Sebelum peristiwa itu, meskipun masih kecil Malala termasuk yang lantang menyuarakan agar perempuan diberi hak untuk memperoleh pendidikan. Setelah Taliban menyerang sekolah perempuan di daerah Swat pada tahun 2008, Malala berpidato di Peshawar memprotes Taliban. Dia menantang Taliban yang merampas hak dasar perempuan untuk bersekolah. Sebelum itu sekitar 400 sekolah mengalami nasib yang sama, dihancurkan oleh Taliban. Teror dan kekerasan yang dialami seorang remaja Muslimah ini tidak membuatnya kapok. Setelah sembuh dari sakit akibat penembakan, Malala semakin gencar menyuarakan hak-hak pendidikan bagi kaum perempuan. Konsistensinya pada hak-hak pendidikan perempuan dan perdamaian mengantarkannya untuk meraih Nobel Perdamaian tahun 2014.
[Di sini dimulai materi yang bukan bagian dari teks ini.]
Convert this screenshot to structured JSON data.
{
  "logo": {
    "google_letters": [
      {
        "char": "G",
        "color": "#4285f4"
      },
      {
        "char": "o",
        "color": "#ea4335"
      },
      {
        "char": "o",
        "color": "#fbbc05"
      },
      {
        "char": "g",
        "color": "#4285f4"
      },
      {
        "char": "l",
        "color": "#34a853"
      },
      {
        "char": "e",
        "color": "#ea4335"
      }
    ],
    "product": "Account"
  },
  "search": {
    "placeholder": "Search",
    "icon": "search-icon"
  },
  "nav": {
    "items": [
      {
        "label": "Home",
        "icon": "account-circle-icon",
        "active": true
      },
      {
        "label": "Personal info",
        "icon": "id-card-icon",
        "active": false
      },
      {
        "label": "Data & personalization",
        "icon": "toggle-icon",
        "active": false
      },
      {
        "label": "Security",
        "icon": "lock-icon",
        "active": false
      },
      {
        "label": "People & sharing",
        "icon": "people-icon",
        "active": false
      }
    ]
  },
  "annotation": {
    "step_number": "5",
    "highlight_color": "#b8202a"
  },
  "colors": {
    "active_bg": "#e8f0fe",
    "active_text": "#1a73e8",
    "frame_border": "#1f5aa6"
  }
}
Dua atau dekade yang lalu posisi perempuan untuk mendapatkan pendidikan masih menjadi pertanyaan, tapi tampaknya tidak lagi saat ini.
Suhadi Cholil
Di sebagian besar daerah di Indonesia, hak pendidikan bagi perempuan tampaknya bukan lagi hak yang mewah. Pemenuhan hak pendidikan bagi perempuan relatif terpenuhi dengan baik. Sejak akhir abad ke-18, R.A. Kartini telah memperjuangkannya. Ketika menjadi Menteri Agama K.H. Wakhid Hasyim (1949-1950), membuka untuk pertamakalinya perkuliahan bagi perempuan di Perguruan Tinggi Agama Islam Negeri. Setelah Reformasi 1998, hak untuk “mendapatkan pendidikan” menjadi salah satu klausul di dalam Pasal 28C, dimana Pasal 28 sendiri merupakan Bab tentang “Hak Asasi Manusia”. Jadi, di Indonesia Pendidikan dipandang sebagai bagian dari hak asasi manusia. Dua atau dekade yang lalu posisi perempuan untuk mendapatkan pendidikan masih menjadi pertanyaan, tapi tampaknya tidak lagi saat ini. Meskipun demikian jangan dibayangkan hak mendapatkan pendidikan bagi perempuan telah merata di muka bumi ini, termasuk di sebagian negara (berpenduduk mayoritas) Muslim. Walaupun di Indonesia hak pendidikan bagi perempuan tidak lagi banyak mengalami kendala, di luar kasus pendidikan bagi perempuan tersebut harus diakui masih banyak agenda yang memerlukan perhatian, salah satunya menyangkut kebebasan beragama atau berkeyakinan (freedom of religion or beliefs/ FoRB). Banyak negara, termasuk Indonesia, masih memiliki PR dalam masalah itu. Islam sebagai agama yang paling banyak dipeluk oleh warga di negeri ini sepatutnya memberikan tawaran norma yang mampu menyemai hak asasi manusia, termasuk dalam persoalan kebebasan beragama atau berkeyakinan.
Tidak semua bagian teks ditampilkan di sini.